Esta exposição foi pensada especificamente para o espaço da Casa, sem revelar o trabalho desenvolvido pela dupla de artistas durante a residência no Celeiro Air. Neste sentido, uma fanzine que, nas palavras de Pedro Valdez Cardoso, “reproduz o nosso processo de trabalho e vivência durante a residência”, foi lançada como testemunho e peça que é parte integrante da residência e um complemento à exposição. Esta reúne fragmentos do processo, imagens do espaço de atelier e do dia aberto, dos animais que habitam a quinta, centopeias, bichos de conta, dos animais de estimação dos artistas, dos locais por onde passaram e que estão intimamente ligados ao trabalho desenvolvido, algumas peças concebidas durante o período de residência, múltiplos, entre outros.

Uma oficina de criação comunitária, uma exposição, uma fanzine e a partilha da sua experiência em residência e das suas práticas artísticas individuais junto de alunos universitários, marcam a passagem de Pedro Valdez Cardoso e Vítor Serrano pelo Celeiro Air, pela região de Setúbal, pelo Parque Natural da Serra da Arrábida. Uma experiência e um corpo de trabalho que resultam de uma partilha e do desafio de trabalhar em dupla fora de um contexto familiar, perante novos públicos, novos intervenientes, um novo ambiente. Uma generosidade recíproca entre quem chega e quem está.

Ao mesmo tempo, encontramos na Casa d’Avenida a exposição a_riscar que reúne o trabalho desenvolvido por Ana Caetano e Katie Lagast durante uma residência na Viarco – Fábrica Portuguesa de Lápis em São João da Madeira. Segundo João Silvério no texto que acompanha a exposição, o desenho estreitamente ligado ao gesto e ao movimento do corpo, é uma prática fundamental no trabalho de ambas as artistas. Ana Caetano utiliza-o num sentido performativo, enquanto Katie Lagast explora detalhes do espaço urbano, um exercício evidentemente relacionado com a memória.

Numa outra sala, Mónica Capucho apresenta Concrete Reality.
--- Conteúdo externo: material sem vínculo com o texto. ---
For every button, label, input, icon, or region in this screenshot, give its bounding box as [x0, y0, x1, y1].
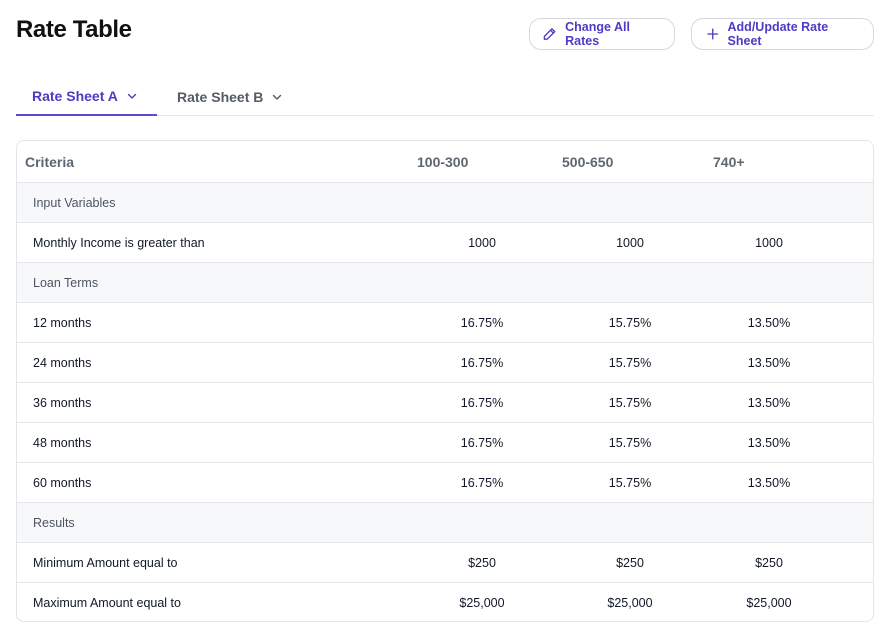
cell-value: $250 — [616, 555, 644, 570]
tab-label: Rate Sheet A — [32, 88, 118, 104]
section-label: Loan Terms — [33, 275, 99, 290]
cell-value: $250 — [755, 555, 783, 570]
cell-value: 13.50% — [747, 355, 791, 370]
section-row: Results — [17, 502, 873, 542]
row-label: 24 months — [33, 355, 92, 370]
chevron-down-icon — [273, 94, 282, 100]
plus-icon — [707, 28, 719, 40]
row-label: 60 months — [33, 475, 92, 490]
table-header-row: Criteria 100-300 500-650 740+ — [17, 141, 873, 182]
column-header-500-650: 500-650 — [562, 153, 614, 170]
table-row: Minimum Amount equal to $250 $250 $250 — [17, 542, 873, 582]
section-label: Input Variables — [33, 195, 116, 210]
column-header-740-plus: 740+ — [713, 153, 745, 170]
cell-value: 13.50% — [747, 475, 791, 490]
cell-value: 1000 — [468, 235, 496, 250]
pencil-icon — [543, 28, 556, 40]
table-row: Monthly Income is greater than 1000 1000… — [17, 222, 873, 262]
table-row: 24 months 16.75% 15.75% 13.50% — [17, 342, 873, 382]
cell-value: 15.75% — [608, 355, 652, 370]
section-label: Results — [33, 515, 75, 530]
row-label: 36 months — [33, 395, 92, 410]
row-label: Maximum Amount equal to — [33, 595, 181, 610]
add-update-rate-sheet-label: Add/Update Rate Sheet — [727, 20, 829, 48]
row-label: 12 months — [33, 315, 92, 330]
rate-table: Criteria 100-300 500-650 740+ Input Vari… — [16, 140, 874, 622]
cell-value: $25,000 — [459, 595, 505, 610]
cell-value: 16.75% — [460, 395, 504, 410]
cell-value: $250 — [468, 555, 496, 570]
add-update-rate-sheet-button[interactable]: Add/Update Rate Sheet — [691, 18, 874, 50]
change-all-rates-label: Change All Rates — [565, 20, 630, 48]
row-label: 48 months — [33, 435, 92, 450]
column-header-100-300: 100-300 — [417, 153, 469, 170]
table-row: 12 months 16.75% 15.75% 13.50% — [17, 302, 873, 342]
change-all-rates-button[interactable]: Change All Rates — [529, 18, 675, 50]
tab-rate-sheet-a[interactable]: Rate Sheet A — [16, 78, 157, 116]
cell-value: 16.75% — [460, 355, 504, 370]
row-label: Minimum Amount equal to — [33, 555, 178, 570]
chevron-down-icon — [127, 93, 137, 99]
cell-value: 13.50% — [747, 435, 791, 450]
rate-sheet-tabs: Rate Sheet A Rate Sheet B — [16, 78, 874, 116]
cell-value: $25,000 — [746, 595, 792, 610]
cell-value: 13.50% — [747, 315, 791, 330]
cell-value: 16.75% — [460, 435, 504, 450]
row-label: Monthly Income is greater than — [33, 235, 205, 250]
table-row: 60 months 16.75% 15.75% 13.50% — [17, 462, 873, 502]
table-row: 36 months 16.75% 15.75% 13.50% — [17, 382, 873, 422]
cell-value: 13.50% — [747, 395, 791, 410]
section-row: Input Variables — [17, 182, 873, 222]
cell-value: 1000 — [755, 235, 783, 250]
cell-value: 16.75% — [460, 315, 504, 330]
section-row: Loan Terms — [17, 262, 873, 302]
tab-label: Rate Sheet B — [177, 88, 264, 105]
cell-value: $25,000 — [607, 595, 653, 610]
cell-value: 1000 — [616, 235, 644, 250]
cell-value: 15.75% — [608, 395, 652, 410]
cell-value: 15.75% — [608, 315, 652, 330]
cell-value: 15.75% — [608, 475, 652, 490]
table-row: Maximum Amount equal to $25,000 $25,000 … — [17, 582, 873, 621]
column-header-criteria: Criteria — [25, 153, 75, 170]
cell-value: 15.75% — [608, 435, 652, 450]
tab-rate-sheet-b[interactable]: Rate Sheet B — [177, 78, 283, 115]
page-title: Rate Table — [16, 16, 132, 43]
table-row: 48 months 16.75% 15.75% 13.50% — [17, 422, 873, 462]
cell-value: 16.75% — [460, 475, 504, 490]
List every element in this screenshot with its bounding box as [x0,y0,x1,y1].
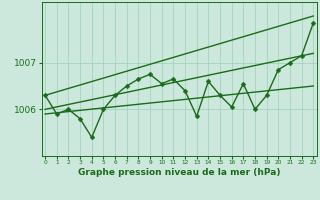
X-axis label: Graphe pression niveau de la mer (hPa): Graphe pression niveau de la mer (hPa) [78,168,280,177]
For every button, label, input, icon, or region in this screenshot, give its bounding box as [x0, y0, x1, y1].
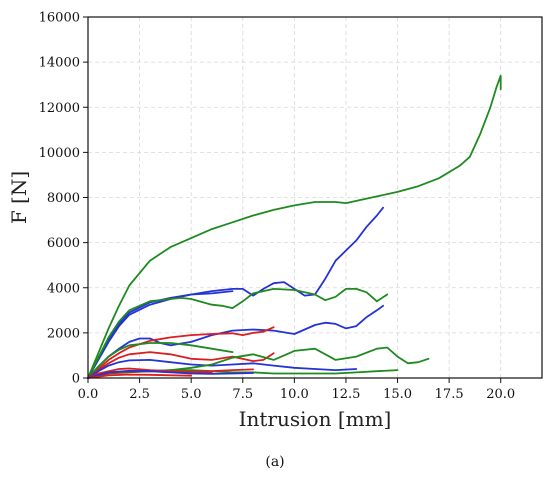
series-line-6-red: [87, 326, 275, 379]
series-line-13-red: [87, 367, 255, 379]
y-axis-label: F [N]: [7, 171, 31, 224]
x-tick-label: 0.0: [78, 387, 99, 402]
series-line-5-blue: [87, 304, 385, 379]
figure-caption: (a): [265, 454, 284, 470]
series-layer: [87, 74, 502, 379]
series-line-8-red: [87, 351, 275, 379]
y-tick-label: 2000: [47, 326, 80, 341]
series-line-2-blue: [87, 206, 385, 379]
series-line-15-red: [87, 373, 193, 379]
x-tick-label: 2.5: [129, 387, 150, 402]
y-tick-label: 14000: [39, 56, 80, 71]
x-tick-label: 12.5: [331, 387, 360, 402]
x-tick-label: 7.5: [232, 387, 253, 402]
x-tick-label: 15.0: [383, 387, 412, 402]
series-line-4-green: [87, 287, 389, 379]
series-line-14-blue: [87, 369, 255, 379]
y-tick-label: 12000: [39, 101, 80, 116]
x-tick-label: 5.0: [181, 387, 202, 402]
y-tick-label: 16000: [39, 11, 80, 26]
tick-layer: 0.0 2.5 5.0 7.5 10.0 12.5 15.0 17.5 20.0 0 2000 400…: [39, 11, 516, 403]
y-tick-label: 4000: [47, 281, 80, 296]
x-tick-label: 10.0: [280, 387, 309, 402]
series-line-7-green: [87, 342, 234, 379]
y-tick-label: 8000: [47, 191, 80, 206]
series-line-1-green: [87, 74, 502, 379]
y-tick-label: 6000: [47, 236, 80, 251]
series-line-9-blue: [87, 358, 358, 379]
grid-layer: [87, 16, 542, 379]
x-axis-label: Intrusion [mm]: [239, 407, 392, 431]
x-tick-label: 17.5: [435, 387, 464, 402]
y-tick-label: 10000: [39, 146, 80, 161]
y-tick-label: 0: [72, 372, 80, 387]
x-tick-label: 20.0: [486, 387, 515, 402]
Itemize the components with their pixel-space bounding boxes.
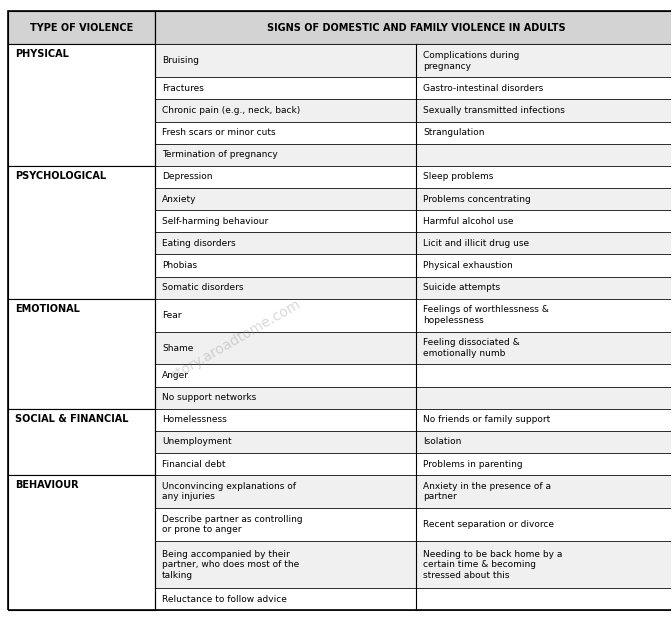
Text: Unemployment: Unemployment [162,438,232,446]
Bar [417,44,672,77]
Bar [155,332,417,365]
Text: Gastro-intestinal disorders: Gastro-intestinal disorders [423,84,543,93]
Text: Problems concentrating: Problems concentrating [423,195,531,203]
Text: Termination of pregnancy: Termination of pregnancy [162,150,278,159]
Bar [155,99,417,122]
Bar [155,11,672,44]
Text: Feeling dissociated &
emotionally numb: Feeling dissociated & emotionally numb [423,338,519,358]
Text: Sexually transmitted infections: Sexually transmitted infections [423,106,565,115]
Bar [417,365,672,387]
Text: Reluctance to follow advice: Reluctance to follow advice [162,595,287,604]
Bar [8,166,155,298]
Text: Fractures: Fractures [162,84,204,93]
Bar [417,541,672,588]
Bar [155,387,417,408]
Bar [417,387,672,408]
Bar [417,332,672,365]
Bar [155,188,417,210]
Text: PSYCHOLOGICAL: PSYCHOLOGICAL [15,171,106,181]
Bar [8,44,155,166]
Text: Sleep problems: Sleep problems [423,172,493,182]
Text: Shame: Shame [162,344,194,352]
Text: Harmful alcohol use: Harmful alcohol use [423,217,513,226]
Text: Phobias: Phobias [162,261,197,270]
Bar [417,99,672,122]
Text: Strangulation: Strangulation [423,128,485,137]
Text: Licit and illicit drug use: Licit and illicit drug use [423,239,529,248]
Text: Anxiety: Anxiety [162,195,196,203]
Bar [155,588,417,611]
Text: Isolation: Isolation [423,438,462,446]
Bar [155,166,417,188]
Text: TYPE OF VIOLENCE: TYPE OF VIOLENCE [30,22,133,33]
Bar [8,298,155,408]
Bar [155,508,417,541]
Text: No friends or family support: No friends or family support [423,415,550,425]
Bar [155,232,417,255]
Bar [417,188,672,210]
Text: Chronic pain (e.g., neck, back): Chronic pain (e.g., neck, back) [162,106,300,115]
Text: Self-harming behaviour: Self-harming behaviour [162,217,268,226]
Bar [417,475,672,508]
Text: Complications during
pregnancy: Complications during pregnancy [423,51,519,70]
Text: Describe partner as controlling
or prone to anger: Describe partner as controlling or prone… [162,515,302,534]
Bar [417,122,672,144]
Bar [417,255,672,276]
Bar [417,298,672,332]
Text: Eating disorders: Eating disorders [162,239,236,248]
Bar [155,475,417,508]
Bar [417,508,672,541]
Text: Financial debt: Financial debt [162,460,226,468]
Text: Somatic disorders: Somatic disorders [162,283,243,292]
Bar [417,276,672,298]
Bar [417,166,672,188]
Bar [8,11,155,44]
Bar [417,431,672,453]
Text: BEHAVIOUR: BEHAVIOUR [15,480,79,490]
Bar [155,122,417,144]
Text: Anger: Anger [162,371,189,380]
Bar [417,408,672,431]
Text: No support networks: No support networks [162,393,256,402]
Bar [417,453,672,475]
Text: SOCIAL & FINANCIAL: SOCIAL & FINANCIAL [15,413,128,424]
Text: Feelings of worthlessness &
hopelessness: Feelings of worthlessness & hopelessness [423,305,549,325]
Bar [417,210,672,232]
Bar [155,541,417,588]
Text: Homelessness: Homelessness [162,415,226,425]
Text: EMOTIONAL: EMOTIONAL [15,303,80,313]
Bar [417,232,672,255]
Bar [155,255,417,276]
Text: Unconvincing explanations of
any injuries: Unconvincing explanations of any injurie… [162,482,296,501]
Text: Recent separation or divorce: Recent separation or divorce [423,520,554,529]
Bar [417,588,672,611]
Text: Needing to be back home by a
certain time & becoming
stressed about this: Needing to be back home by a certain tim… [423,549,562,580]
Bar [155,453,417,475]
Bar [155,210,417,232]
Text: Anxiety in the presence of a
partner: Anxiety in the presence of a partner [423,482,551,501]
Text: Suicide attempts: Suicide attempts [423,283,500,292]
Bar [155,298,417,332]
Bar [417,144,672,166]
Bar [155,44,417,77]
Bar [155,431,417,453]
Bar [417,77,672,99]
Bar [155,408,417,431]
Text: Fresh scars or minor cuts: Fresh scars or minor cuts [162,128,276,137]
Text: Bruising: Bruising [162,56,199,66]
Bar [8,408,155,475]
Text: Being accompanied by their
partner, who does most of the
talking: Being accompanied by their partner, who … [162,549,299,580]
Text: Fear: Fear [162,311,181,320]
Bar [155,77,417,99]
Text: Problems in parenting: Problems in parenting [423,460,523,468]
Bar [155,365,417,387]
Text: Depression: Depression [162,172,212,182]
Bar [155,144,417,166]
Text: SIGNS OF DOMESTIC AND FAMILY VIOLENCE IN ADULTS: SIGNS OF DOMESTIC AND FAMILY VIOLENCE IN… [267,22,566,33]
Bar [155,276,417,298]
Text: Physical exhaustion: Physical exhaustion [423,261,513,270]
Bar [8,475,155,611]
Text: PHYSICAL: PHYSICAL [15,49,69,59]
Text: story.aroadtome.com: story.aroadtome.com [168,297,303,383]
O texto de Luísa Santos sugere que a artista “coloca o concretismo ao lado da realidade, uma relação impossível na definição de arte concreta.” A exposição questiona relações e assunções da história de arte através das várias peças distribuídas pelas salas da Casa d’Avenida.

As três exposições podem ser visitadas até fevereiro na Casa d’Avenida em Setúbal.

 

 

[1] Disponível em https://files.cargocollective.com/c1691165/Folhas-de-Sala.pdf

Joana Duarte (Lisboa, 1988), arquiteta e curadora, vive e trabalha em Lisboa. Concluiu o mestrado integrado em arquitetura na Faculdade de Arquitetura da Universidade de Lisboa em 2011, frequentou a Technical University of Eindhoven na Holanda e efetuou o estágio profissional em Xangai, China. Colaborou com vários arquitetos e artistas nacionais e internacionais desenvolvendo uma prática entre arquitetura e arte. Em 2018, funda atelier próprio, conclui a pós-graduação em curadoria de arte na Faculdade de Ciências Sociais e Humanas da Universidade Nova de Lisboa e começa a colaborar com a revista Umbigo.